Lew loved to hear me talk about my life. He was fascinated by stories about my childhood, because he came from such a different background. Lew came from money and was
well educated, articulate, and comfortable with power. He could handle things. He was also very kind. Whenever I reached out to Lew, he always responded. It always meant a tremendous amount to me when someone really enjoyed my company. Lew obviously did.
One day Lew called and asked me to meet him at his office. When I got there, he said, “I’m not sure whether we can swing it, but United Artists is making a movie with Burt Lancaster called Trapeze. Harold Hecht is producing it. They’re going to shoot in Paris, and they want you to play the younger guy, the ‘flyer,’ who gets flung around by the bigger guy.”
“I love it already,” I said.
“I knew you would,” Lew said. “I’m trying to arrange it with Universal.”
When Lew spoke to Ed Muhl, who was running Universal, at first Ed refused to let me go. “We’re doing great with Tony now, and I don’t think we want to loan him out anymore,” Muhl said.

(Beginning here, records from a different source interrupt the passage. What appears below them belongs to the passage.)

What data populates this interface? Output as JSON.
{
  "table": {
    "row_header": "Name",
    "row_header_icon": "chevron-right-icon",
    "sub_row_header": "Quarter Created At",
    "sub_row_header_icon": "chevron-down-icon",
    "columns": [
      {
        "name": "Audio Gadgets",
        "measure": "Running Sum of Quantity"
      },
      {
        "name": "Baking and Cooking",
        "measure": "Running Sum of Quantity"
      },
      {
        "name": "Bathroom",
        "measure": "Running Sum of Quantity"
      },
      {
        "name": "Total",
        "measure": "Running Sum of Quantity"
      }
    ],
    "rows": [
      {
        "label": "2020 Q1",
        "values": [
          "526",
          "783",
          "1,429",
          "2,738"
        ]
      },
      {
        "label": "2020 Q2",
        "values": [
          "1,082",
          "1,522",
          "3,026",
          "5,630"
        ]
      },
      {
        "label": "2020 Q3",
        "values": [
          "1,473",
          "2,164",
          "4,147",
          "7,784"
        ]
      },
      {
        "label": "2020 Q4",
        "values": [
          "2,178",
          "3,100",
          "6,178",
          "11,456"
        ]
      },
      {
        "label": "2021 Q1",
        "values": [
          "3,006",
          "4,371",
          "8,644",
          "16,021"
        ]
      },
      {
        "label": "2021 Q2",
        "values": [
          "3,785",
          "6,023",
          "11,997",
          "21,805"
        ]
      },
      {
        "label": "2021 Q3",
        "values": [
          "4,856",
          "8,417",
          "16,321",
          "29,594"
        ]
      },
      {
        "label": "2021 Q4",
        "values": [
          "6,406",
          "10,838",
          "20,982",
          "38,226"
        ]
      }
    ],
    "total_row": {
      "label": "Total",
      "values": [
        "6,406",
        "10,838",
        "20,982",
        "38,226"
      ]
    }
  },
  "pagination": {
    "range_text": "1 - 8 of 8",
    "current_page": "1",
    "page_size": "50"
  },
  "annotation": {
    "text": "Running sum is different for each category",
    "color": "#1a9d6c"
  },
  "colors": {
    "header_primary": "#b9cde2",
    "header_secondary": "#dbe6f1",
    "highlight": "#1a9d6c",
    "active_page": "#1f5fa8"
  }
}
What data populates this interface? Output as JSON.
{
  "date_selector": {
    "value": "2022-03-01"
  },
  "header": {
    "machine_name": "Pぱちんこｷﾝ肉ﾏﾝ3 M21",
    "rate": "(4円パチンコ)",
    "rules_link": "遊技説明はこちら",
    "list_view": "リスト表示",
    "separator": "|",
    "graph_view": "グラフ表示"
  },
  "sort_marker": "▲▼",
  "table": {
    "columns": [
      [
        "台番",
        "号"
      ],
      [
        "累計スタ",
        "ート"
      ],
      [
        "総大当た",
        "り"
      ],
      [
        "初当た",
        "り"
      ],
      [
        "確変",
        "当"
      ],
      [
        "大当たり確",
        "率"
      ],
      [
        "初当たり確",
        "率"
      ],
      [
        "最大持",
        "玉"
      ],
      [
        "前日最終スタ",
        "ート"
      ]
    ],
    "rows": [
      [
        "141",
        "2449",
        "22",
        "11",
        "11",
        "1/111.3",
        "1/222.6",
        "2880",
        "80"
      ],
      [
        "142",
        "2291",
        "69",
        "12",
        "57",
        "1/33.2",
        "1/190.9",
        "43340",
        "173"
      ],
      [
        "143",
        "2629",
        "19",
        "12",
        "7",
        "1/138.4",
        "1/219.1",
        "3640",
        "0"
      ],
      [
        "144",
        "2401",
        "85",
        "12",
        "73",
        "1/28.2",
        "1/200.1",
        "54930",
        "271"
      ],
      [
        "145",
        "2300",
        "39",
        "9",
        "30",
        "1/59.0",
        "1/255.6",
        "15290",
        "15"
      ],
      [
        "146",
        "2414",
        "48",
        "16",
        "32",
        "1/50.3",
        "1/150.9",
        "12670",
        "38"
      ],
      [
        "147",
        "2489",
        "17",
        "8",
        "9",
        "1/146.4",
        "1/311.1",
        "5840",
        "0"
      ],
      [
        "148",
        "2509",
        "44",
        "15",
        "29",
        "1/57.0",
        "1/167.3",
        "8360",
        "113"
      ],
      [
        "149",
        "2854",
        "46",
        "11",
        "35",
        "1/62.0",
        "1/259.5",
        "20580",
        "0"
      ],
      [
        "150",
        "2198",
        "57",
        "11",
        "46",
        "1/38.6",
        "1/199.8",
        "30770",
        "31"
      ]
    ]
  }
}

Lew, who ran one of the most powerful talent agencies in Hollywood, wasn’t going to take no for an answer. He told Muhl, “Listen, you need to put Tony in that picture. Look how important he’s going to be for you when he finishes making it. You have to consider that.” But Muhl still wasn’t convinced. So Lew had Burt Lancaster talk with Ed Muhl. Burt was a very energetic and imposing fellow, and with a few suggestions from Lew, Burt found a way to get Ed to say okay.
The director of Trapeze was Carol Reed, the Englishman who’d directed The Third Man. The producers were Harold Hecht, Burt Lan caster, and Jim Hill. Harold had discovered Burt on Broadway and brought him to Hollywood, and the two became partners in an independent production company. But after six or seven years Burt and Harold no longer got along. Burt felt Harold was imposing himself too much and he wanted to replace him, but they had a contract, so Burt hired Jim Hill to serve as a buffer between himself and Harold.